Téléculture. Dissertation légère et enlevée

Je sens que vous mourrez d’envie que je vous fasse un petit point sur la représentation de la culture à la télé, pas vrai ? Bon, ok, puisque vous insistez. Comme je suis étudiant, j’annonce mon plan. Alors voilà. Il y aura une première partie, puis une troisième, mais entre les deux, s’intercalera une autre, que l’on pourrait nommer deuxième, c’est du moins ma proposition, je ne sais pas si je me fais comprendre. Je ne sais pas non plus s’il y aura une conclusion. En tout cas, cette phrase-ci termine l’introduction, d’après mes calculs.

 

1. L’anticulture

Dixit Lesly du Loft (attention, le « de » n’est pas une particule de noblesse) : « Moi, j’ai pas fait l’ENA, mais ça n’empêche, je suis quand même formidablement intelligente, et je l’ai montré » (je devais pas être devant là télé à ce moment crucial où Lesly a ouvert sa coquille de noix pour dévoiler le ver).

Dixit le Bigdil, « comme quoi, on n’a pas besoin d’être à bac+3 pour comprendre la vie ».
Dixit les greluches à C’est mon choix, « Moi, j’ai pas fait d’études, mais n’empêche, le ver de terre qui peuple ma tête a déjà atteint une taille conséquente ! »

Et ? Rien que ça, où l’enseignement scolaire passe pour être la culture, où donc l’on voit que tous les gens qui n’ont pas lu Bourdieu ni rien d’autre confondent, sans scrupule, une chose qu’ils n’ont pas avec une autre qu’ils n’ont pas non plus, mais que Bourdieu et les autres savent bien distinctes ; où l’on voit que la culture n’est saisie que comme signe de supériorité sociale, vécue comme ignominie du faible, et retournée par le faible dans son désir de vengeance sur le fort.

 

2. L’info à la place de la culture

100% questions. Question pour un vieux beauf. QI. Qui veut gagner des briques. Le Maillet faible.

Où la culture passe pour une information à apprendre par cœur et recracher telle quelle, un moyen de l’emporter sur autrui et de s’enrichir ; un document secondaire à localiser (et non, comme il se devrait, à replacer de façon adéquate dans un raisonnement) ; bon, c’est qui le roi français du Moyen-âge qui est mort après s’être cogné la tronche dans sa cave ? Bon, compléter le proverbe, Qui veut la fin veut les… ? Bon, qui a découvert la radioactivité, hum ? Bon, est-ce que la connaissance est une partie de Trivial poursuit, répondez par oui ou non, vous avez 5 secondes.

 

3. La culture écran

Emissions culturelles – métropolis, Vol de nuit, émissions littéraires etc.

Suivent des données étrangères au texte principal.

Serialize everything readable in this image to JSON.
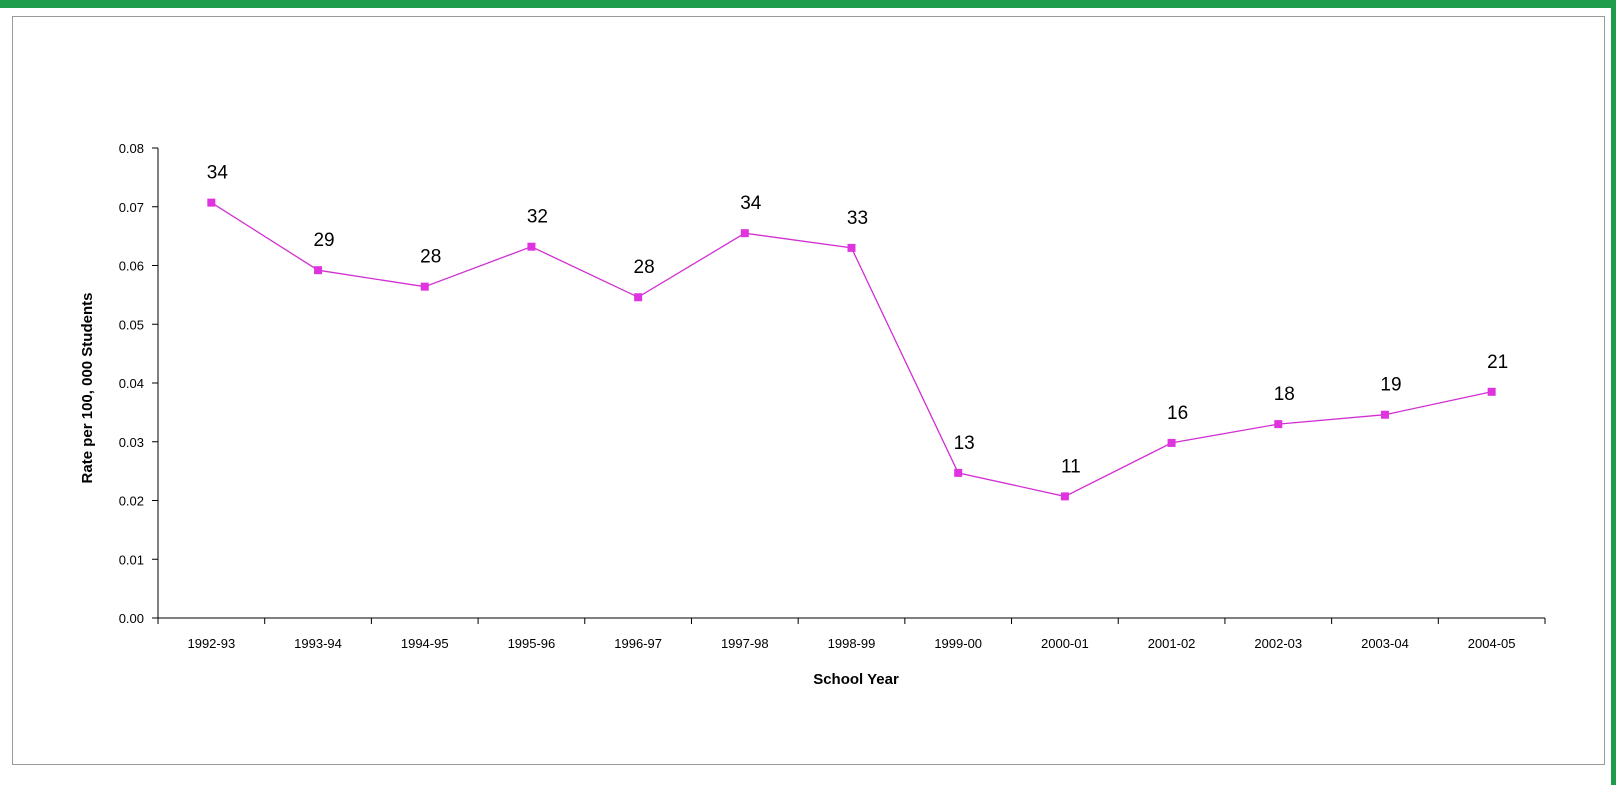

Où la culture cette fois passe un peu mais toujours comme document secondaire, toujours avec un écran devant. L’interview avec l’écrivain remplace la lecture et le texte (mais là c’est pareil partout, il faut des écrivains, mais on n’a pas besoin des textes), l’entretien filmé avec le cinéaste remplace ses images, ou aussi bien (émissions-reportages style Métropolis), d’infimes fragments des œuvres (ainsi, un travelling à faire vomir sur une page de texte, pour dire en somme qu’il y a du texte, bien qu’on n’en puisse rien lire ; un zoom très fort sur un détail de tableau, pour dire que la peinture se vend encore, et on ne verra jamais le tableau en entier (ou ils mettront un filtre rouge par-dessus pour bien saper la couleur…) remplacent leur intégralité / intégrité.

 

4. La vraie culture

Où l’on voit enfin, ouf, ah, de la culture primaire, avec le vrai gars et la vraie œuvre, dans des émissions (toutes sur Arte) comme :

Le dessous des cartes (géopolitique)
Palettes (peinture)
Contact (photographie)
Danse et Musica.

Manque toujours une vraie émission littéraire, qui serait de la radio, où on lirait des textes.

 

5. Des hommes libres

En fait, la culture est très présente à la télé, mais toujours sous une forme détournée : comme élément dans le discours du faible, comme parodie en tant qu’information par-cœur sur le mode scolaire (ces crétins croient encore que la culture est celle du banc de l’école…), comme démonstration fragmentaire substituant l’auteur ou la partie de l’œuvre à l’œuvre.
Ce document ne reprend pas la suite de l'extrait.